Quote From: benc789The Dr. Phil show is like a “scared straight” program for young men thinking of getting married. 
 
 
It is amazing how there is simply no analysis whatsoever of the role that a woman might have played in the breakdown of a relationship. It is always the man’s fault. 
 
 
Do those women look like the caring, supportive women? Or do they look like women who nagged all day long? When their husbands leave them (rather than saying “yes dear” as women expect them to), the women are genuinely shocked. To make themselves feel better they say that it was a “younger women” to blame. 
 
 
That woman on the show a few weeks ago that puts on make-up before her husband comes home from work will stay married. The woman on the show who decided that oral sex was only for pre-marriage is probably already divorced and wondering why her support cheques never show up. 
 
 
Most women have turned their husbands down for sex so many times, that their husbands don’t even ask for sex anymore. Then the wives say: “He must be satisfied with our sex life, because otherwise he would ask for sex”. 
 
 
If would be great if there was an episode on wives who were unsatisfied with their sex lives. Would the advice be that the women should do more housework to get their husbands in the mood for sex (this being the advice that men are given)? I doubt it. I think that the advice would be that it is a man’s obligation and duty to make sure that his wife feels special and so he should have sex with her whenever she wants. 
 
 
I don’t know why women complain about being wives. If any woman wants to support me while I stay home, I would be more than happy to oblige. I would be a good wife too. I would make sure that you are constantly notified when you didn’t do your share of the housework. I would have sex with you whenever I want. And if I ever get unhappy, I would take the kids and house, and you could send monthly cheques to me for the rest of your life. 
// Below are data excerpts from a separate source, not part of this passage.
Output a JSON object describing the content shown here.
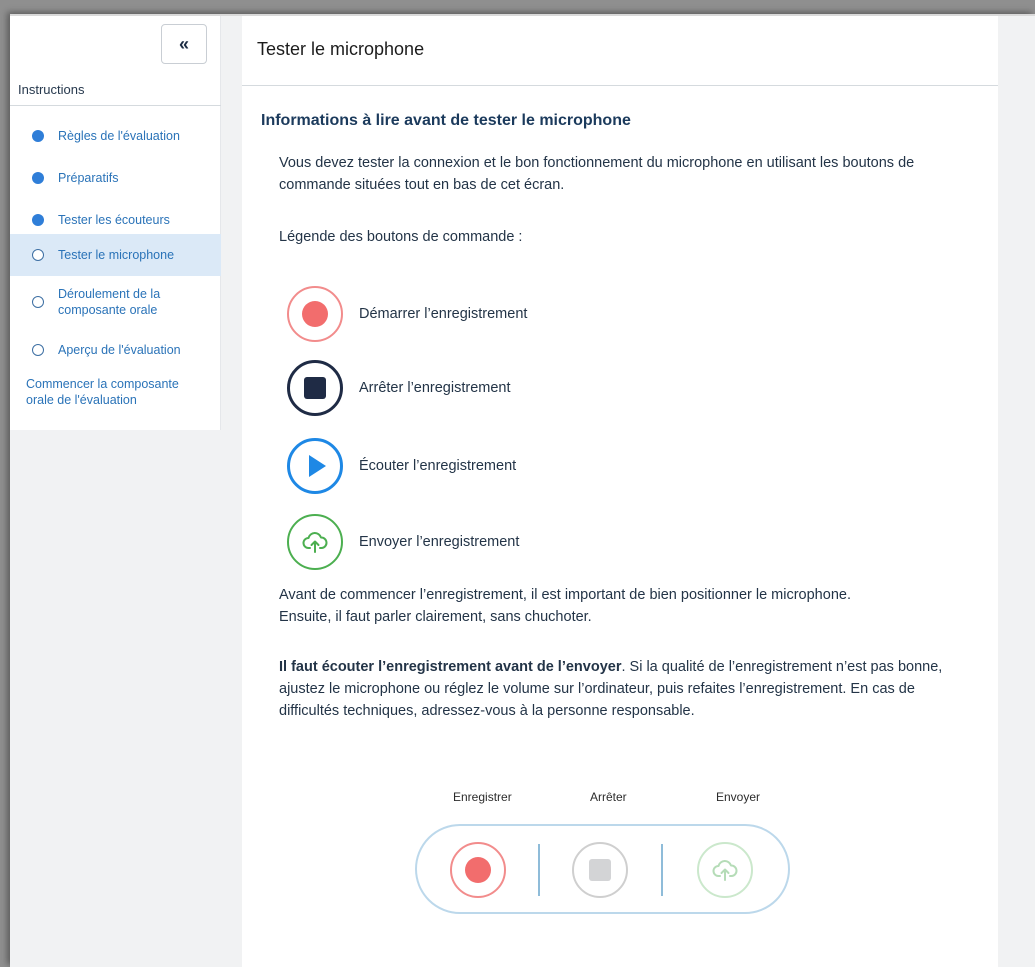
{
  "sidebar": {
    "collapse_label": "«",
    "heading": "Instructions",
    "items": [
      {
        "label": "Règles de l'évaluation",
        "status": "filled"
      },
      {
        "label": "Préparatifs",
        "status": "filled"
      },
      {
        "label": "Tester les écouteurs",
        "status": "filled"
      },
      {
        "label": "Tester le microphone",
        "status": "empty",
        "active": true
      },
      {
        "label": "Déroulement de la composante orale",
        "status": "empty"
      },
      {
        "label": "Aperçu de l'évaluation",
        "status": "empty"
      }
    ],
    "start_link": "Commencer la composante orale de l'évaluation"
  },
  "main": {
    "page_title": "Tester le microphone",
    "section_title": "Informations à lire avant de tester le microphone",
    "intro": "Vous devez tester la connexion et le bon fonctionnement du microphone en utilisant les boutons de commande situées tout en bas de cet écran.",
    "legend_heading": "Légende des boutons de commande :",
    "legend": [
      {
        "label": "Démarrer l’enregistrement",
        "icon": "record-icon"
      },
      {
        "label": "Arrêter l’enregistrement",
        "icon": "stop-icon"
      },
      {
        "label": "Écouter l’enregistrement",
        "icon": "play-icon"
      },
      {
        "label": "Envoyer l’enregistrement",
        "icon": "upload-cloud-icon"
      }
    ],
    "positioning": "Avant de commencer l’enregistrement, il est important de bien positionner le microphone. Ensuite, il faut parler clairement, sans chuchoter.",
    "warning_bold": "Il faut écouter l’enregistrement avant de l’envoyer",
    "warning_rest": ". Si la qualité de l’enregistrement n’est pas bonne, ajustez le microphone ou réglez le volume sur l’ordinateur, puis refaites l’enregistrement. En cas de difficultés techniques, adressez-vous à la personne responsable."
  },
  "controls": {
    "record_label": "Enregistrer",
    "stop_label": "Arrêter",
    "send_label": "Envoyer"
  },
  "colors": {
    "accent_blue": "#2f7ed8",
    "record_red": "#f26d6d",
    "stop_navy": "#1f2b45",
    "play_blue": "#1e88e5",
    "send_green": "#4caf50"
  }
}
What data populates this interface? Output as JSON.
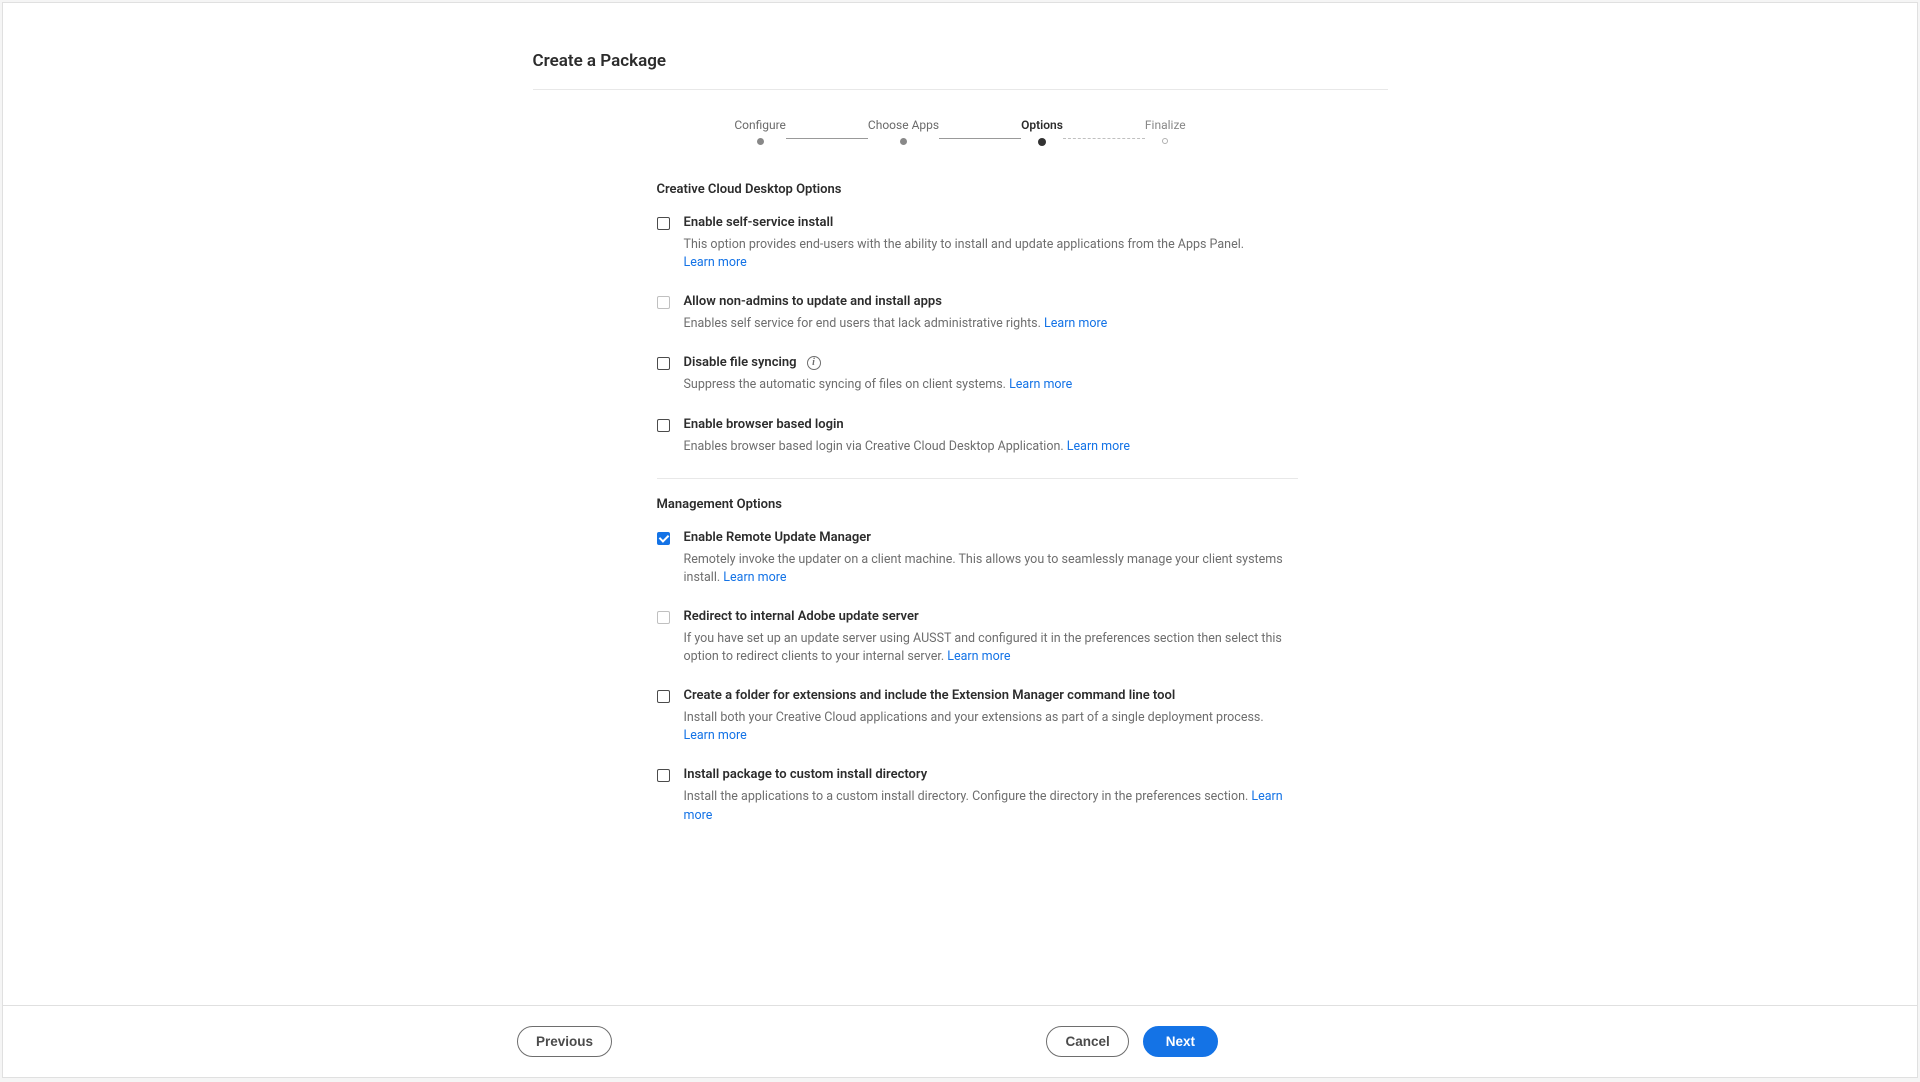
{
  "page_title": "Create a Package",
  "stepper": {
    "steps": [
      {
        "label": "Configure",
        "state": "completed"
      },
      {
        "label": "Choose Apps",
        "state": "completed"
      },
      {
        "label": "Options",
        "state": "active"
      },
      {
        "label": "Finalize",
        "state": "future"
      }
    ]
  },
  "sections": {
    "cc_desktop": {
      "title": "Creative Cloud Desktop Options",
      "options": {
        "self_service": {
          "label": "Enable self-service install",
          "desc": "This option provides end-users with the ability to install and update applications from the Apps Panel.",
          "learn_more": "Learn more",
          "checked": false,
          "disabled": false
        },
        "non_admins": {
          "label": "Allow non-admins to update and install apps",
          "desc": "Enables self service for end users that lack administrative rights.",
          "learn_more": "Learn more",
          "checked": false,
          "disabled": true
        },
        "disable_sync": {
          "label": "Disable file syncing",
          "desc": "Suppress the automatic syncing of files on client systems.",
          "learn_more": "Learn more",
          "checked": false,
          "disabled": false
        },
        "browser_login": {
          "label": "Enable browser based login",
          "desc": "Enables browser based login via Creative Cloud Desktop Application.",
          "learn_more": "Learn more",
          "checked": false,
          "disabled": false
        }
      }
    },
    "management": {
      "title": "Management Options",
      "options": {
        "rum": {
          "label": "Enable Remote Update Manager",
          "desc": "Remotely invoke the updater on a client machine. This allows you to seamlessly manage your client systems install.",
          "learn_more": "Learn more",
          "checked": true,
          "disabled": false
        },
        "redirect": {
          "label": "Redirect to internal Adobe update server",
          "desc": "If you have set up an update server using AUSST and configured it in the preferences section then select this option to redirect clients to your internal server.",
          "learn_more": "Learn more",
          "checked": false,
          "disabled": true
        },
        "ext_folder": {
          "label": "Create a folder for extensions and include the Extension Manager command line tool",
          "desc": "Install both your Creative Cloud applications and your extensions as part of a single deployment process.",
          "learn_more": "Learn more",
          "checked": false,
          "disabled": false
        },
        "custom_dir": {
          "label": "Install package to custom install directory",
          "desc": "Install the applications to a custom install directory. Configure the directory in the preferences section.",
          "learn_more": "Learn more",
          "checked": false,
          "disabled": false
        }
      }
    }
  },
  "footer": {
    "previous": "Previous",
    "cancel": "Cancel",
    "next": "Next"
  }
}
i just want to point out that it is very common to think that if a sex drive is unequal, it is the man who wants it more. it is actually JUST as common for the woman to have a higher sex drive than a man and not having her needs met. it isn't well known, since men who have weak sex drives don't like to admit it....they brag like the rest of men to look "normal". women don't like to admit they aren't being desired by their husbands...like there's something wrong with them. the media (men's health, movies, etc...) portrays the men not getting enough sex from the woman and rarely shows the flip side of this coin. i once saw a great episode on dr. phil about men not having sex with their hot wives. these women just wanted to get some satisfaction!!!
this unequal sex drive includes ALL physical types too (not just women who "let themselves go"....which by the way, it's equally unattractive when a man "lets himself go". it is nice to be able to look at a healthy, sexy spouse in the bedroom whether you are a man or a woman. i'm not saying perfect....but men think it's so bad if a woman gains 30 lbs., usually after having a baby, and when a guy gets a huge beer gut and breasts bigger than his woman, it's okay?).
i personally know a couple who's wife is hot and looked at by many men, yet her husband doesn't want sex from her. he has problems with intimacy within a relationship. men who have problems with intimacy and not giving the wife the sex she wants, can also be cheaters. some men find it easier to sleep with a woman they are not intimate with....when they could have their hot (and very sexual) wife in bed all the time. which is unfortunate, since married sex can be some of the most satisfying sex out there if both people want it. some men like a variety of women instead of just one to be faithful to (which they should have decided before marriage...but that would make life easier...and it seems people like to create chaos!)
i have no idea why women cheat either. it's not always because they don't have something wonderful at home. some people like to cheat because they like to decieve and manipulate and avoid the true intimate relationship their significant other may be craving. it is a control game and a way to avoid becoming a healthy loving person to those you have commited to. sometimes it can be payback if the spouse has cheated. it's not a good line to cross in a marriage. if only people would be honest....then the swingers could all get together and the people who want loving, intimate, monogamous relationships could be together. but that's not why people cheat....they WANT someone who will be hurt by what they do....they want someone to stand by them and be faithful, while they do whatever they want. they want their cake and to eat it too. it's really about more than sex (sex drives, sexual performance, and attractiveness).